- Historical event:
- 25 April 1792
- The executioner was the well-known Charles Henri Sanson (also known for executing the King Louis XVI later).
The guillotine was used as a means of carrying out the death penalty for the first time in history on this day.
That device was named after Dr. Joseph Ignace Guillotin, a doctor who was actually very humane and opposed to the death penalty. As a first step towards the full abolition of the death penalty, he saw the introduction of painless method of its execution.
Namely, at that time executions were done using violent methods – only nobles were entitled to having their heads cut off with a sword or an ax, while the lower classes ended up on the gallows.
The breaking wheel was used for those guilty of particularly serious crimes, on which the criminal’s bones were broken and which caused a slow and painful death. Guillotin’s machine, on the contrary, was supposed to execute convicts completely painlessly, and be used for all people equally, regardless of class.

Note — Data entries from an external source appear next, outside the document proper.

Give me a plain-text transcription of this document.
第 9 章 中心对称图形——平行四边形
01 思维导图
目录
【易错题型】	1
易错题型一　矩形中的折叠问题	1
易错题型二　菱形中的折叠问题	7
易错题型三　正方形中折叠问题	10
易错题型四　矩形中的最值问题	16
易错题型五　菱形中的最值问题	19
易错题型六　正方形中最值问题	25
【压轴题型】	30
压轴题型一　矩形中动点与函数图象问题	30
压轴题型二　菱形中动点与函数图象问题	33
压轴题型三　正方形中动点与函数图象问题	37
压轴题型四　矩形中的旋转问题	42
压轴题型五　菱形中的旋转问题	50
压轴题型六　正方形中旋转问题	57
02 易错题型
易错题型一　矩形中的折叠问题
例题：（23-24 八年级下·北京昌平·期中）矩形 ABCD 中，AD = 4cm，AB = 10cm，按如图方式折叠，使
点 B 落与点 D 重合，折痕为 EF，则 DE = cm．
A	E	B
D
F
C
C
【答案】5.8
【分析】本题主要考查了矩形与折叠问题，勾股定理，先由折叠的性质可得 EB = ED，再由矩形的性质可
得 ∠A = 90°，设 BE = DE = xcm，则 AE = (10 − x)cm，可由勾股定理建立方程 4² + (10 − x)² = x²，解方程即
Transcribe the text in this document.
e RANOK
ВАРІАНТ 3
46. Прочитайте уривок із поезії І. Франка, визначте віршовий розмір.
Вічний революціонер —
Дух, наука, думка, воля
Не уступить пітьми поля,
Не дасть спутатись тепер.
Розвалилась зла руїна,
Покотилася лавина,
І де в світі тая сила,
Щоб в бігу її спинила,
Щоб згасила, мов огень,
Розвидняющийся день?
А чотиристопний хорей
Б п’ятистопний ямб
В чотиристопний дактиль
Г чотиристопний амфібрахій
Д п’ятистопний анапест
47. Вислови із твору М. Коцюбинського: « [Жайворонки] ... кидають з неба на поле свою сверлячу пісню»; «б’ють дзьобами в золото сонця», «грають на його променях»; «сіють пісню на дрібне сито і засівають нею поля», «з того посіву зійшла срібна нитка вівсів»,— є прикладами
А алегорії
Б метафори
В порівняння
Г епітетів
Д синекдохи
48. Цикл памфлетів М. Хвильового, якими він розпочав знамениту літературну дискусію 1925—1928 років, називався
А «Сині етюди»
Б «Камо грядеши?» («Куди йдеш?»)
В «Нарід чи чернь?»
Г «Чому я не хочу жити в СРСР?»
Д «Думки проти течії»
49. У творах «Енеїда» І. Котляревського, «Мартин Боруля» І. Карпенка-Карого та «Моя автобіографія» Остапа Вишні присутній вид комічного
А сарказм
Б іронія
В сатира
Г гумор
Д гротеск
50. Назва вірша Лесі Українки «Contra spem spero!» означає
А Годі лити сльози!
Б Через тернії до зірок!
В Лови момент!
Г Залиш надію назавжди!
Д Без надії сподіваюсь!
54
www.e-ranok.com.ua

The first person executed on the guillotine was the criminal Nicolas Jacques Pelletier, convicted of a robbery in which he also killed the victim. The execution was carried out on this day on a Paris square in front of the City Hall (Hôtel de Ville). The executioner was the well-known Charles Henri Sanson (also known for executing King Louis XVI later).
It is interesting that the crowds were not satisfied with the performance because the guillotine was too quick and painless. They shouted: “Bring back our wooden gallows!”